- The Washington Times - Monday, June 4, 2012

A decade-old deal struck between a developer and Fairfax County forced a Springfield residential community for the elderly to foot the bill for a $117,000-a-year shuttle service residents say nobody wanted or needed.

As part of a deal with the county, Rolling Woods LLC and Brookfield Washington Inc., developers of a 91-unit, 150-resident community, agreed to provide shuttle service three times a day between the community, the closest Metro station, and local shopping.

The shuttle ran 17 trips a day from the community to the Metro, the mall and Springfield Plaza along Old Keene Mill Road - and was empty on a near-daily basis. Empty, that is, aside from the shuttles to the Metro, which were used by people living elsewhere.

Once it became clear that the demand wasn’t there, however, the contract was canceled and replaced with a much thriftier deal - a $17,000 annual arrangement with Springfield Cab.

The service ran five days a week - twice in the morning to the Metro and twice in the evening. It had four riders a week - then one - before it ended, again due to lack of demand.

But the county ruled in 2006 that the condominium owners association is obligated to provide the shuttle service - raising potential legal issues.

The deal, known as a “proffer” - a concession or agreement frequently made between localities and developers putting up new buildings - was approved by the county in this casebecause the development was classified as housing for the elderly, which also allows developers to provide more affordable housing units with less open space. The area is a development for people 55 years and older, however, it’s not a retirement community, and many residents still drive.

Attorneys’ fees to process an application to change the proffer would run into the thousands of dollars, and any change would still ultimately need approval from the county Board of Supervisors.
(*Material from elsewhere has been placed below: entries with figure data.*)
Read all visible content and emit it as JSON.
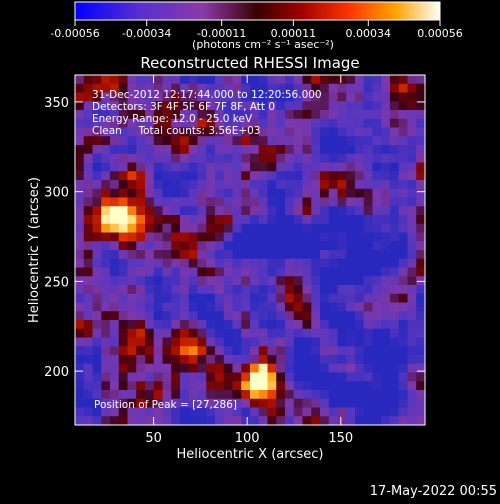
{
  "chart_data": {
    "type": "heatmap",
    "title": "Reconstructed RHESSI Image",
    "xlabel": "Heliocentric X (arcsec)",
    "ylabel": "Heliocentric Y (arcsec)",
    "xlim": [
      8,
      195
    ],
    "ylim": [
      170,
      365
    ],
    "xticks": [
      50,
      100,
      150
    ],
    "yticks": [
      200,
      250,
      300,
      350
    ],
    "colorbar": {
      "ticks": [
        "-0.00056",
        "-0.00034",
        "-0.00011",
        "0.00011",
        "0.00034",
        "0.00056"
      ],
      "tick_values": [
        -0.00056,
        -0.00034,
        -0.00011,
        0.00011,
        0.00034,
        0.00056
      ],
      "units_label": "(photons cm⁻² s⁻¹ asec⁻²)"
    },
    "annotations": {
      "time_range": "31-Dec-2012 12:17:44.000 to 12:20:56.000",
      "detectors": "Detectors: 3F 4F 5F 6F 7F 8F, Att 0",
      "energy": "Energy Range: 12.0 - 25.0 keV",
      "clean": "Clean     Total counts: 3.56E+03",
      "peak": "Position of Peak = [27,286]"
    },
    "grid": false,
    "approx_peaks": [
      {
        "x": 27,
        "y": 286,
        "level": 1.0
      },
      {
        "x": 105,
        "y": 195,
        "level": 0.9
      },
      {
        "x": 65,
        "y": 215,
        "level": 0.7
      },
      {
        "x": 37,
        "y": 310,
        "level": 0.6
      }
    ]
  },
  "footer": {
    "timestamp": "17-May-2022 00:55"
  }
}
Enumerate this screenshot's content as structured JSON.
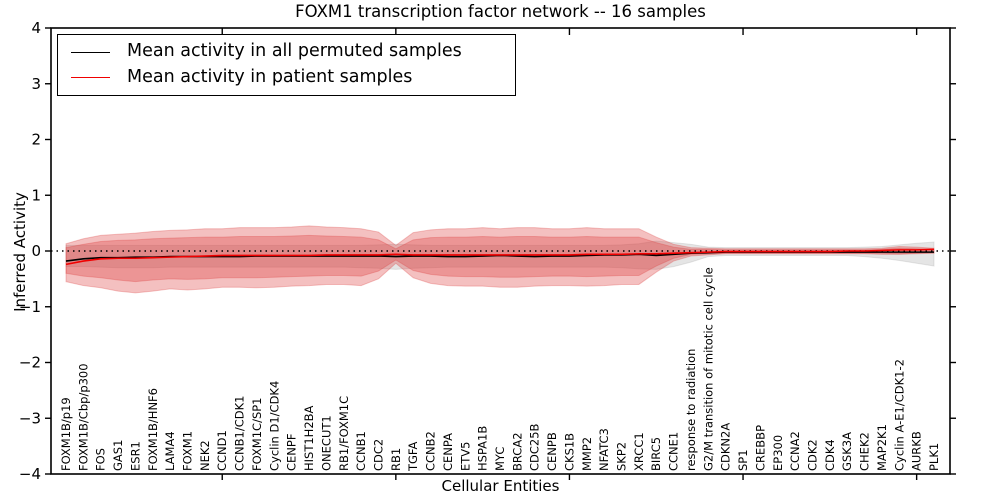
{
  "figure": {
    "title": "FOXM1 transcription factor network -- 16 samples",
    "xlabel": "Cellular Entities",
    "ylabel": "Inferred Activity"
  },
  "chart_data": {
    "type": "line",
    "title": "FOXM1 transcription factor network -- 16 samples",
    "xlabel": "Cellular Entities",
    "ylabel": "Inferred Activity",
    "ylim": [
      -4,
      4
    ],
    "yticks": [
      -4,
      -3,
      -2,
      -1,
      0,
      1,
      2,
      3,
      4
    ],
    "xtick_indices": [
      9,
      19,
      29,
      39,
      49
    ],
    "grid": false,
    "legend_position": "upper left",
    "zero_line": {
      "style": "dotted",
      "color": "#000000",
      "y": 0
    },
    "categories": [
      "FOXM1B/p19",
      "FOXM1B/Cbp/p300",
      "FOS",
      "GAS1",
      "ESR1",
      "FOXM1B/HNF6",
      "LAMA4",
      "FOXM1",
      "NEK2",
      "CCND1",
      "CCNB1/CDK1",
      "FOXM1C/SP1",
      "Cyclin D1/CDK4",
      "CENPF",
      "HIST1H2BA",
      "ONECUT1",
      "RB1/FOXM1C",
      "CCNB1",
      "CDC2",
      "RB1",
      "TGFA",
      "CCNB2",
      "CENPA",
      "ETV5",
      "HSPA1B",
      "MYC",
      "BRCA2",
      "CDC25B",
      "CENPB",
      "CKS1B",
      "MMP2",
      "NFATC3",
      "SKP2",
      "XRCC1",
      "BIRC5",
      "CCNE1",
      "response to radiation",
      "G2/M transition of mitotic cell cycle",
      "CDKN2A",
      "SP1",
      "CREBBP",
      "EP300",
      "CCNA2",
      "CDK2",
      "CDK4",
      "GSK3A",
      "CHEK2",
      "MAP2K1",
      "Cyclin A-E1/CDK1-2",
      "AURKB",
      "PLK1"
    ],
    "series": [
      {
        "name": "Mean activity in all permuted samples",
        "color": "#000000",
        "values": [
          -0.18,
          -0.14,
          -0.12,
          -0.12,
          -0.11,
          -0.11,
          -0.1,
          -0.1,
          -0.1,
          -0.1,
          -0.1,
          -0.09,
          -0.09,
          -0.09,
          -0.09,
          -0.09,
          -0.09,
          -0.09,
          -0.09,
          -0.1,
          -0.09,
          -0.09,
          -0.1,
          -0.1,
          -0.09,
          -0.08,
          -0.09,
          -0.1,
          -0.09,
          -0.09,
          -0.08,
          -0.07,
          -0.07,
          -0.06,
          -0.08,
          -0.06,
          -0.04,
          -0.03,
          -0.02,
          -0.02,
          -0.02,
          -0.02,
          -0.02,
          -0.02,
          -0.02,
          -0.02,
          -0.02,
          -0.02,
          -0.02,
          -0.02,
          -0.02
        ]
      },
      {
        "name": "Mean activity in patient samples",
        "color": "#f00000",
        "values": [
          -0.24,
          -0.18,
          -0.14,
          -0.13,
          -0.13,
          -0.12,
          -0.11,
          -0.1,
          -0.09,
          -0.08,
          -0.08,
          -0.08,
          -0.08,
          -0.08,
          -0.08,
          -0.07,
          -0.07,
          -0.07,
          -0.07,
          -0.06,
          -0.07,
          -0.07,
          -0.07,
          -0.07,
          -0.07,
          -0.07,
          -0.07,
          -0.07,
          -0.07,
          -0.07,
          -0.06,
          -0.06,
          -0.06,
          -0.05,
          -0.05,
          -0.04,
          -0.03,
          -0.02,
          -0.01,
          -0.01,
          -0.01,
          -0.01,
          -0.01,
          -0.01,
          -0.01,
          0.0,
          0.0,
          0.01,
          0.02,
          0.02,
          0.03
        ]
      }
    ],
    "bands": [
      {
        "name": "permuted-samples-range",
        "color": "#a0a0a0",
        "opacity": 0.28,
        "upper": [
          0.1,
          0.1,
          0.1,
          0.1,
          0.1,
          0.1,
          0.1,
          0.1,
          0.1,
          0.1,
          0.1,
          0.1,
          0.1,
          0.1,
          0.1,
          0.1,
          0.1,
          0.1,
          0.11,
          0.12,
          0.11,
          0.1,
          0.1,
          0.1,
          0.1,
          0.1,
          0.1,
          0.1,
          0.1,
          0.1,
          0.1,
          0.1,
          0.11,
          0.13,
          0.18,
          0.15,
          0.12,
          0.07,
          0.06,
          0.06,
          0.06,
          0.06,
          0.06,
          0.06,
          0.06,
          0.06,
          0.07,
          0.08,
          0.11,
          0.14,
          0.16
        ],
        "lower": [
          -0.28,
          -0.28,
          -0.29,
          -0.3,
          -0.3,
          -0.3,
          -0.29,
          -0.29,
          -0.29,
          -0.29,
          -0.29,
          -0.29,
          -0.29,
          -0.29,
          -0.29,
          -0.29,
          -0.29,
          -0.3,
          -0.31,
          -0.33,
          -0.31,
          -0.3,
          -0.29,
          -0.29,
          -0.29,
          -0.29,
          -0.29,
          -0.29,
          -0.29,
          -0.29,
          -0.29,
          -0.29,
          -0.3,
          -0.32,
          -0.33,
          -0.28,
          -0.2,
          -0.1,
          -0.08,
          -0.08,
          -0.08,
          -0.08,
          -0.08,
          -0.08,
          -0.08,
          -0.08,
          -0.1,
          -0.13,
          -0.17,
          -0.22,
          -0.27
        ]
      },
      {
        "name": "patient-samples-outer-band",
        "color": "#dc3c3c",
        "opacity": 0.32,
        "upper": [
          0.13,
          0.22,
          0.28,
          0.3,
          0.32,
          0.35,
          0.37,
          0.38,
          0.4,
          0.4,
          0.42,
          0.42,
          0.42,
          0.43,
          0.45,
          0.43,
          0.42,
          0.4,
          0.34,
          0.1,
          0.33,
          0.38,
          0.4,
          0.4,
          0.42,
          0.4,
          0.42,
          0.42,
          0.4,
          0.4,
          0.42,
          0.4,
          0.4,
          0.4,
          0.25,
          0.12,
          0.06,
          0.05,
          0.04,
          0.04,
          0.04,
          0.04,
          0.04,
          0.04,
          0.04,
          0.04,
          0.04,
          0.05,
          0.08,
          0.07,
          0.05
        ],
        "lower": [
          -0.55,
          -0.62,
          -0.66,
          -0.72,
          -0.75,
          -0.72,
          -0.68,
          -0.7,
          -0.68,
          -0.65,
          -0.65,
          -0.66,
          -0.65,
          -0.63,
          -0.62,
          -0.6,
          -0.6,
          -0.62,
          -0.5,
          -0.22,
          -0.48,
          -0.58,
          -0.62,
          -0.63,
          -0.63,
          -0.65,
          -0.65,
          -0.63,
          -0.62,
          -0.62,
          -0.63,
          -0.62,
          -0.6,
          -0.6,
          -0.38,
          -0.18,
          -0.09,
          -0.07,
          -0.05,
          -0.05,
          -0.05,
          -0.05,
          -0.05,
          -0.05,
          -0.05,
          -0.05,
          -0.05,
          -0.06,
          -0.06,
          -0.05,
          -0.04
        ]
      },
      {
        "name": "patient-samples-inner-band",
        "color": "#dc3c3c",
        "opacity": 0.32,
        "upper": [
          0.06,
          0.12,
          0.17,
          0.19,
          0.2,
          0.22,
          0.23,
          0.24,
          0.25,
          0.25,
          0.26,
          0.26,
          0.26,
          0.27,
          0.28,
          0.27,
          0.26,
          0.25,
          0.2,
          0.04,
          0.2,
          0.24,
          0.25,
          0.25,
          0.26,
          0.25,
          0.26,
          0.26,
          0.25,
          0.25,
          0.26,
          0.25,
          0.25,
          0.25,
          0.15,
          0.07,
          0.03,
          0.03,
          0.02,
          0.02,
          0.02,
          0.02,
          0.02,
          0.02,
          0.02,
          0.02,
          0.02,
          0.03,
          0.05,
          0.04,
          0.03
        ],
        "lower": [
          -0.4,
          -0.45,
          -0.48,
          -0.52,
          -0.55,
          -0.52,
          -0.5,
          -0.51,
          -0.5,
          -0.48,
          -0.48,
          -0.48,
          -0.47,
          -0.46,
          -0.45,
          -0.44,
          -0.44,
          -0.45,
          -0.36,
          -0.16,
          -0.35,
          -0.42,
          -0.45,
          -0.46,
          -0.46,
          -0.47,
          -0.47,
          -0.46,
          -0.45,
          -0.45,
          -0.46,
          -0.45,
          -0.44,
          -0.44,
          -0.27,
          -0.13,
          -0.06,
          -0.05,
          -0.04,
          -0.04,
          -0.04,
          -0.04,
          -0.04,
          -0.04,
          -0.04,
          -0.04,
          -0.04,
          -0.04,
          -0.05,
          -0.04,
          -0.03
        ]
      }
    ]
  }
}
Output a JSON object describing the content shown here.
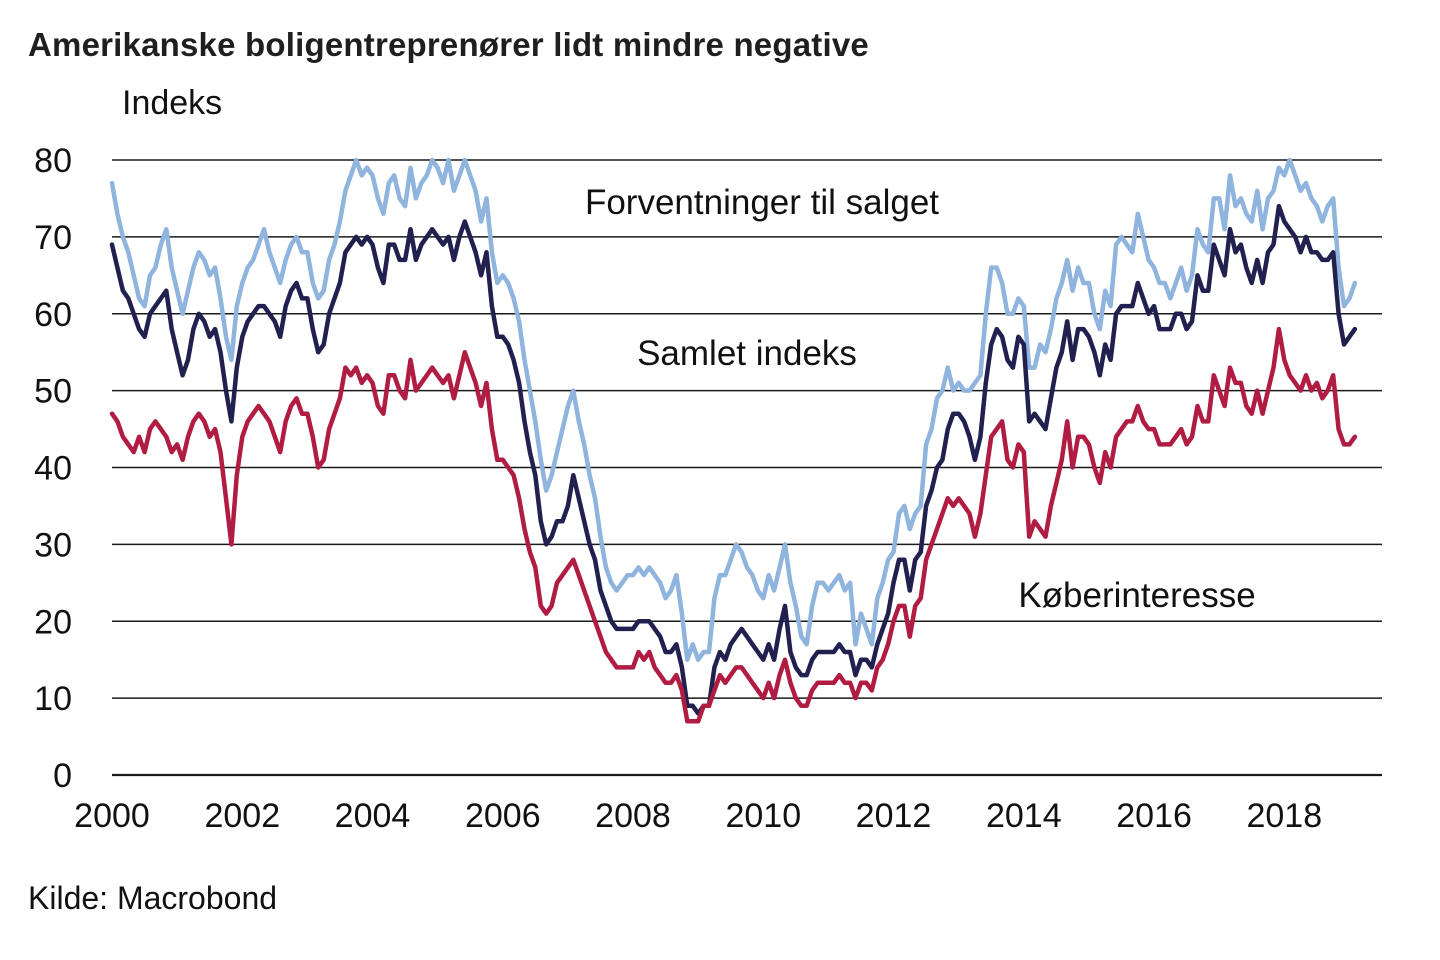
{
  "chart_data": {
    "type": "line",
    "title": "Amerikanske boligentreprenører lidt mindre negative",
    "ylabel": "Indeks",
    "xlabel": "",
    "source": "Kilde: Macrobond",
    "x_start": 2000.0,
    "x_interval": "monthly",
    "xlim": [
      2000,
      2019.5
    ],
    "ylim": [
      0,
      80
    ],
    "yticks": [
      0,
      10,
      20,
      30,
      40,
      50,
      60,
      70,
      80
    ],
    "xticks": [
      2000,
      2002,
      2004,
      2006,
      2008,
      2010,
      2012,
      2014,
      2016,
      2018
    ],
    "grid": "horizontal",
    "legend": "inline-annotations",
    "background": "#ffffff",
    "gridline_color": "#1a1a1a",
    "series": [
      {
        "name": "Forventninger til salget",
        "color": "#8FB4DE",
        "values": [
          77,
          73,
          70,
          68,
          65,
          62,
          61,
          65,
          66,
          69,
          71,
          66,
          63,
          60,
          63,
          66,
          68,
          67,
          65,
          66,
          62,
          57,
          54,
          61,
          64,
          66,
          67,
          69,
          71,
          68,
          66,
          64,
          67,
          69,
          70,
          68,
          68,
          64,
          62,
          63,
          67,
          69,
          72,
          76,
          78,
          80,
          78,
          79,
          78,
          75,
          73,
          77,
          78,
          75,
          74,
          79,
          75,
          77,
          78,
          80,
          79,
          77,
          80,
          76,
          78,
          80,
          78,
          76,
          72,
          75,
          68,
          64,
          65,
          64,
          62,
          59,
          54,
          50,
          46,
          41,
          37,
          39,
          42,
          45,
          48,
          50,
          46,
          43,
          39,
          36,
          31,
          27,
          25,
          24,
          25,
          26,
          26,
          27,
          26,
          27,
          26,
          25,
          23,
          24,
          26,
          21,
          15,
          17,
          15,
          16,
          16,
          23,
          26,
          26,
          28,
          30,
          29,
          27,
          26,
          24,
          23,
          26,
          24,
          27,
          30,
          25,
          22,
          18,
          17,
          22,
          25,
          25,
          24,
          25,
          26,
          24,
          25,
          17,
          21,
          19,
          17,
          23,
          25,
          28,
          29,
          34,
          35,
          32,
          34,
          35,
          43,
          45,
          49,
          50,
          53,
          50,
          51,
          50,
          50,
          51,
          52,
          60,
          66,
          66,
          64,
          60,
          60,
          62,
          61,
          53,
          53,
          56,
          55,
          58,
          62,
          64,
          67,
          63,
          66,
          64,
          64,
          60,
          58,
          63,
          61,
          69,
          70,
          69,
          68,
          73,
          70,
          67,
          66,
          64,
          64,
          62,
          64,
          66,
          63,
          65,
          71,
          69,
          68,
          75,
          75,
          71,
          78,
          74,
          75,
          73,
          72,
          76,
          71,
          75,
          76,
          79,
          78,
          80,
          78,
          76,
          77,
          75,
          74,
          72,
          74,
          75,
          66,
          61,
          62,
          64
        ]
      },
      {
        "name": "Samlet indeks",
        "color": "#21204F",
        "values": [
          69,
          66,
          63,
          62,
          60,
          58,
          57,
          60,
          61,
          62,
          63,
          58,
          55,
          52,
          54,
          58,
          60,
          59,
          57,
          58,
          55,
          50,
          46,
          53,
          57,
          59,
          60,
          61,
          61,
          60,
          59,
          57,
          61,
          63,
          64,
          62,
          62,
          58,
          55,
          56,
          60,
          62,
          64,
          68,
          69,
          70,
          69,
          70,
          69,
          66,
          64,
          69,
          69,
          67,
          67,
          71,
          67,
          69,
          70,
          71,
          70,
          69,
          70,
          67,
          70,
          72,
          70,
          68,
          65,
          68,
          61,
          57,
          57,
          56,
          54,
          51,
          46,
          42,
          39,
          33,
          30,
          31,
          33,
          33,
          35,
          39,
          36,
          33,
          30,
          28,
          24,
          22,
          20,
          19,
          19,
          19,
          19,
          20,
          20,
          20,
          19,
          18,
          16,
          16,
          17,
          14,
          9,
          9,
          8,
          9,
          9,
          14,
          16,
          15,
          17,
          18,
          19,
          18,
          17,
          16,
          15,
          17,
          15,
          19,
          22,
          16,
          14,
          13,
          13,
          15,
          16,
          16,
          16,
          16,
          17,
          16,
          16,
          13,
          15,
          15,
          14,
          17,
          19,
          21,
          25,
          28,
          28,
          24,
          28,
          29,
          35,
          37,
          40,
          41,
          45,
          47,
          47,
          46,
          44,
          41,
          44,
          51,
          56,
          58,
          57,
          54,
          53,
          57,
          56,
          46,
          47,
          46,
          45,
          49,
          53,
          55,
          59,
          54,
          58,
          58,
          57,
          55,
          52,
          56,
          54,
          60,
          61,
          61,
          61,
          64,
          62,
          60,
          61,
          58,
          58,
          58,
          60,
          60,
          58,
          59,
          65,
          63,
          63,
          69,
          67,
          65,
          71,
          68,
          69,
          66,
          64,
          67,
          64,
          68,
          69,
          74,
          72,
          71,
          70,
          68,
          70,
          68,
          68,
          67,
          67,
          68,
          60,
          56,
          57,
          58
        ]
      },
      {
        "name": "Køberinteresse",
        "color": "#B11C42",
        "values": [
          47,
          46,
          44,
          43,
          42,
          44,
          42,
          45,
          46,
          45,
          44,
          42,
          43,
          41,
          44,
          46,
          47,
          46,
          44,
          45,
          42,
          36,
          30,
          39,
          44,
          46,
          47,
          48,
          47,
          46,
          44,
          42,
          46,
          48,
          49,
          47,
          47,
          44,
          40,
          41,
          45,
          47,
          49,
          53,
          52,
          53,
          51,
          52,
          51,
          48,
          47,
          52,
          52,
          50,
          49,
          54,
          50,
          51,
          52,
          53,
          52,
          51,
          52,
          49,
          52,
          55,
          53,
          51,
          48,
          51,
          45,
          41,
          41,
          40,
          39,
          36,
          32,
          29,
          27,
          22,
          21,
          22,
          25,
          26,
          27,
          28,
          26,
          24,
          22,
          20,
          18,
          16,
          15,
          14,
          14,
          14,
          14,
          16,
          15,
          16,
          14,
          13,
          12,
          12,
          13,
          11,
          7,
          7,
          7,
          9,
          9,
          11,
          13,
          12,
          13,
          14,
          14,
          13,
          12,
          11,
          10,
          12,
          10,
          13,
          15,
          12,
          10,
          9,
          9,
          11,
          12,
          12,
          12,
          12,
          13,
          12,
          12,
          10,
          12,
          12,
          11,
          14,
          15,
          17,
          20,
          22,
          22,
          18,
          22,
          23,
          28,
          30,
          32,
          34,
          36,
          35,
          36,
          35,
          34,
          31,
          34,
          39,
          44,
          45,
          46,
          41,
          40,
          43,
          42,
          31,
          33,
          32,
          31,
          35,
          38,
          41,
          46,
          40,
          44,
          44,
          43,
          40,
          38,
          42,
          40,
          44,
          45,
          46,
          46,
          48,
          46,
          45,
          45,
          43,
          43,
          43,
          44,
          45,
          43,
          44,
          48,
          46,
          46,
          52,
          50,
          48,
          53,
          51,
          51,
          48,
          47,
          50,
          47,
          50,
          53,
          58,
          54,
          52,
          51,
          50,
          52,
          50,
          51,
          49,
          50,
          52,
          45,
          43,
          43,
          44
        ]
      }
    ],
    "annotations": [
      {
        "text": "Forventninger til salget",
        "color": "#8FB4DE"
      },
      {
        "text": "Samlet indeks",
        "color": "#21204F"
      },
      {
        "text": "Køberinteresse",
        "color": "#B11C42"
      }
    ]
  }
}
Under one scenario, the board could approve the “Proffer Condition Amendment” and rescind the requirement, or the community could find a cost-effective way to satisfy the minimal demand for the service.

Residents have said that since nobody uses the service, nobody really misses it, but that the requirement is still unnecessary and unreasonable, given the demographics of the community and the lack of demand.

Though the zoning area is tied to requirements for housing for the elderly, the mandated transit service mirrors part of the county’s Transportation Demand Management (TDM) program. TDM requires developers to encourage ride sharing, biking, walking and other alternate forms of transportation - depending on factors like access to transit and the kind of development - for their plans to be approved by the county.

Supervisor Pat Herrity, Springfield Republican, acknowledged that some of the TDM plans are effective, but said that others are not.

“The county continues to require TDMs despite not ever performing an analysis of the actual successes or failures of TDMs,” he said.

But Supervisor John W. Foust, Dranesville Democrat, said that the county is studying them, and is looking at how to make them more effective as long-term planning for the massive redevelopment of Tysons Corner continues.

“There’s so many different tools in the TDM tool bag,” he said. “I know that they are working in some of the places that we use them.”